Para menteri itu lalu membahas perkembangan politik. Sesekali, mereka memelototi 
layar televisi di ruangan itu yang sedang menayangkan situasi di gedung DPR. Dua hari 
sebelum rapat itu digelar, pimpinan Majelis Permusyawaratan Rakyat/Dewan Perwakilan 
Rakyat, Harmoko, terang-terangan meminta Soeharto mundur. Suasana tegang. Beberapa 
menteri berdiri sambil menarik napas panjang. Menjelang sore, semua sepakat posisi 
Soeharto seperti di tubir jurang. Menurut Theo, tak ada perdebatan dalam pertemuan itu. 
Sebagian besar sepakat Presiden sebaiknya menuruti permintaan rakyat, yakni mundur dari 
jabatannya. 
Para pembantu itu lalu merumuskan sikap. Semula digagas untuk membuat 
pernyataan mundur dari kabinet. Namun, kata Theo, pedan  pertemuan menganggap sikap 
itu tidak tepat. Menjelang magrib, disepakati bahwa mereka hanya menyatakan menolak 
bergabung dalam Kabinet Reformasi yang sedianya akan diumumkan Presiden esok harinya. 
sesudah  kesepakatan tercapai, rapat diskors. Ginandjar mengaku meminta Akbar 
Tandjung membuat konsep surat ke Soeharto. "Konsep surat yang sudah selesai lalu 
dibacakan. sesudah  disepakati, baru ditandatangani," katanya.

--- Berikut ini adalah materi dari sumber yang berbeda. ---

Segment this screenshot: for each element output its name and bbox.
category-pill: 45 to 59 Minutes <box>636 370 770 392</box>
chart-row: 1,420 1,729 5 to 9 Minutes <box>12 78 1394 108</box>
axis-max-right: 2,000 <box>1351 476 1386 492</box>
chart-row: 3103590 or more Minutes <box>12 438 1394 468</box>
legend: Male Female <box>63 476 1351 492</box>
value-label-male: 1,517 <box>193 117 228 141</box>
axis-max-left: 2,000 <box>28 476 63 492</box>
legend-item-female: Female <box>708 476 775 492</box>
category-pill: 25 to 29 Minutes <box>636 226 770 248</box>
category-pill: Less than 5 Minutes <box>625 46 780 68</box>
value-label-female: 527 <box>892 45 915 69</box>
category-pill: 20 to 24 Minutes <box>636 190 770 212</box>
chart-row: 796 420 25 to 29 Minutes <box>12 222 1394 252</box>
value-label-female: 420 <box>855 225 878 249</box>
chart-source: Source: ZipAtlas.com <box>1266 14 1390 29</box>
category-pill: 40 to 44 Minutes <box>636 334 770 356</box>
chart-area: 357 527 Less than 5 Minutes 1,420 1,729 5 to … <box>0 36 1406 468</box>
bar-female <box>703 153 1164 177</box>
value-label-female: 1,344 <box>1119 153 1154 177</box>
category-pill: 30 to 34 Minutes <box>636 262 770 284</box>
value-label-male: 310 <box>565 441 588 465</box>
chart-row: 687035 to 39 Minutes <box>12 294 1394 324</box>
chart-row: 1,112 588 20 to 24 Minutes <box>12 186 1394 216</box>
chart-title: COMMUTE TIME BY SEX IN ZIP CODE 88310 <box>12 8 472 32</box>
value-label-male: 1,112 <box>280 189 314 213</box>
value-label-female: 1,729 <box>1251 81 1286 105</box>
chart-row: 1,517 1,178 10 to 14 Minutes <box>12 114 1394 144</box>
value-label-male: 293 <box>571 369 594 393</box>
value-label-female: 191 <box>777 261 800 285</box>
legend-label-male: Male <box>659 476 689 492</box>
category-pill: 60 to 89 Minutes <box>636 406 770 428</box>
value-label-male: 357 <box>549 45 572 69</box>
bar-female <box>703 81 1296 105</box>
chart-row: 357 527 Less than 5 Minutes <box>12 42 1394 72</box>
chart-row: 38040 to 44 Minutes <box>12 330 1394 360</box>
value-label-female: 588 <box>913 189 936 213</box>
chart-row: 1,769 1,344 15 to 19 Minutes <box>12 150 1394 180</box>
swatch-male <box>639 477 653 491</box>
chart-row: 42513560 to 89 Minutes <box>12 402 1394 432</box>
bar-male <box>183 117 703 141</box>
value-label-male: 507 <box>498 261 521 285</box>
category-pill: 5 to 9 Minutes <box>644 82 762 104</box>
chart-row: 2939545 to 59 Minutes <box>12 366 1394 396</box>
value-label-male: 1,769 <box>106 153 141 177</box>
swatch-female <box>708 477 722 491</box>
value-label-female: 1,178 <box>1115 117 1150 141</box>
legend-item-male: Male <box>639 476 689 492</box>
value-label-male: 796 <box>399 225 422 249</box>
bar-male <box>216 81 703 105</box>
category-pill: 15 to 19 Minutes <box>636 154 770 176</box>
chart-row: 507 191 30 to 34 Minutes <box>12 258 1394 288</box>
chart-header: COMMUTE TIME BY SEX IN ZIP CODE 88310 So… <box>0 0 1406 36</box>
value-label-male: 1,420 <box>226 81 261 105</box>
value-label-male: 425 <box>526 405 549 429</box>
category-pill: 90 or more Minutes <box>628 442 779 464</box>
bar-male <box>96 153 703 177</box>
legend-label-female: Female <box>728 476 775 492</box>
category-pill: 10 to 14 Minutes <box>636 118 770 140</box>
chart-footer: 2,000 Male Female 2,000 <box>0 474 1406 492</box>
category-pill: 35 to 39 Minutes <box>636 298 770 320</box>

Dari 15 menteri plus Gubernur BI yang hadir, 14 menteri menandatangani kertas itu 
sesuai dengan urutan abjad. Syahril menolak meneken sebab  menganggap Gubernur BI 
yaitu  posisi independen. "Siapa pun presidennya, Pak Syahril akan tetap pada jabatannya," 
kata Theo lagi. 
Satu lagi yang menolak yaitu  Ary Mardjono, orang yang dikenal dekat dengan 
keluarga Cendana. Masih menurut Theo, Sekretaris Jenderal Golongan Karya itu merasa 
mengkhianati Soeharto bila ikut menolak bergabung dalam kabinet baru. "namun  Pak Ary diam 
saja selama pertemuan, ia hanya berbisik-bisik dengan saya," kata Theo. 
Menurut Tanri Abeng, Ary menolak tanda tangan sebab  ingin berkonsultasi dahulu  
dengan beberapa  partai. Tanri sendiri mengaku ikut tanda tangan sebab  Soeharto tak lagi 
bisa efektif sebagai presiden. "Dengan demikian, kami juga tak bisa lagi bekerja," katanya. 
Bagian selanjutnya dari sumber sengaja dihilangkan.